La parola su cui vogliamo far luce oggi è “resistenza“. Credo che a parte chi di noi ha confidenza con l’elettricità la parola evoca a tutti o quasi tutti lo scenario della lotta e perlopiù quello della lotta partigiana al nazifascismo, Resistenza con la “r” maiuscola.
La resistenza che immaginiamo di solito quindi è un atto corale, spesso eroico, opera di un gruppo, talvolta di un intero popolo, oppresso e invece ora fotografato nel momento di opposizione ad un potere costituito. Vedo le barricate fisiche e ideologiche contro un pensiero, supportato volentieri da un esercito, cercare di arginare il suo dilagare, interrompere un “progresso” visto come a senso unico da quelli che vengono lasciati indietro, quando non eliminati.
La resistenza quindi resiste ad un processo di rimozione e questo non la rende necessariamente conservatrice. Piuttosto invece tiene alla vita, o ad un ideale, o più astrattamente a non far spegnere la dialettica degli opposti alla base della democrazia e forse della stessa vita. Ma resistenza è tanto altro e l’accezione su cui vorrei soffermarmi è quella legata alla nonviolenza, allo stare in un posto e mantenere una posizione e senza gesti violenti o eclatanti lanciare un messaggio fortissimo e chiaro.

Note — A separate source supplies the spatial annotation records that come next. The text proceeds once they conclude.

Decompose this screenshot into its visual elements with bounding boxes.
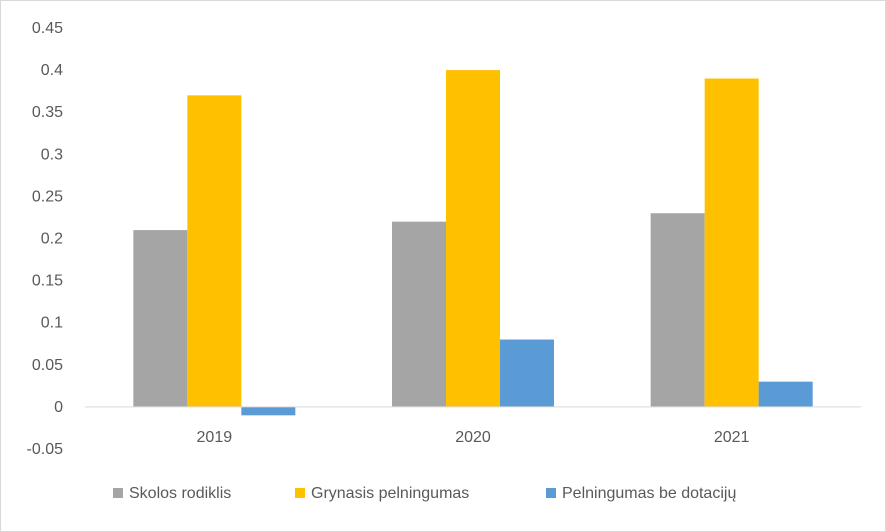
x-category-label: 2019	[197, 429, 233, 446]
legend-swatch	[295, 488, 305, 498]
bar-grynasis-pelningumas-2020	[446, 70, 500, 407]
y-tick-label: 0.15	[32, 273, 63, 290]
bar-pelningumas-be-dotacij--2019	[241, 406, 296, 416]
x-axis: 2019 2020 2021	[197, 429, 750, 446]
x-category-label: 2020	[455, 429, 491, 446]
legend-label: Pelningumas be dotacijų	[562, 485, 736, 502]
bar-skolos-rodiklis-2021	[650, 213, 705, 407]
y-tick-label: -0.05	[27, 441, 64, 458]
y-tick-label: 0.2	[41, 231, 63, 248]
bars	[133, 70, 813, 416]
bar-pelningumas-be-dotacij--2021	[758, 381, 813, 407]
bar-grynasis-pelningumas-2021	[704, 78, 759, 407]
x-category-label: 2021	[714, 429, 750, 446]
y-tick-label: 0.45	[32, 20, 63, 37]
legend-item: Grynasis pelningumas	[295, 485, 469, 502]
legend-swatch	[546, 488, 556, 498]
legend-swatch	[113, 488, 123, 498]
bar-skolos-rodiklis-2019	[133, 230, 188, 407]
legend-label: Skolos rodiklis	[129, 485, 231, 502]
y-tick-label: 0.25	[32, 188, 63, 205]
y-tick-label: 0	[54, 399, 63, 416]
legend-item: Pelningumas be dotacijų	[546, 485, 736, 502]
bar-pelningumas-be-dotacij--2020	[500, 339, 554, 407]
y-tick-label: 0.35	[32, 104, 63, 121]
bar-grynasis-pelningumas-2019	[187, 95, 242, 407]
legend-label: Grynasis pelningumas	[311, 485, 469, 502]
y-tick-label: 0.4	[41, 62, 63, 79]
legend-item: Skolos rodiklis	[113, 485, 231, 502]
legend: Skolos rodiklis Grynasis pelningumas Pelni…	[113, 485, 736, 502]
bar-skolos-rodiklis-2020	[392, 221, 446, 407]
y-tick-label: 0.1	[41, 315, 63, 332]
y-tick-label: 0.3	[41, 146, 63, 163]
y-axis: 0.45 0.4 0.35 0.3 0.25 0.2 0.15 0.1 0.05 0 -0.05	[27, 20, 64, 458]
y-tick-label: 0.05	[32, 357, 63, 374]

Penso a Rosa Parks che non si rassegna a cedere il posto in autobus in quanto nera, come previsto quindi dalle leggi dell’apartheid americane. Penso alle marce di Gandhi e di Martin Luther King che conosciamo tutti e penso però anche a tutte le forme di resistenza attiva quotidiana, nella Storia e nel presente, di cui non ci è giunta notizia perché compiuta in silenzio, senza testimoni. Alle parole non dette di un uomo o di una donna imprigionati per dover tradire…e così via, scendendo nel quotidiano, anche al di fuori delle guerre, ma dentro conflitti magari personali, non meno accesi e pieni di dignità.
Questa rubrica tratta di parole però, e di eventi, fatti e testimoni avranno già parlato abbondantemente i miei colleghi, perciò voglio lasciare due ultime righe ad un protagonista del pensiero che crede nella parola come strumento di resistenza e quindi di liberazione:
«La parola non è solamente l’antitesi dell’ignavia, ma indica da subito pericolo e clandestinità» (Antonio Gramsci)
A voler significare che chi sa è responsabile, chi si informa si coinvolge e non c’è staticità nella resistenza di chi invece del fucile decide ad esempio di imbracciare la penna.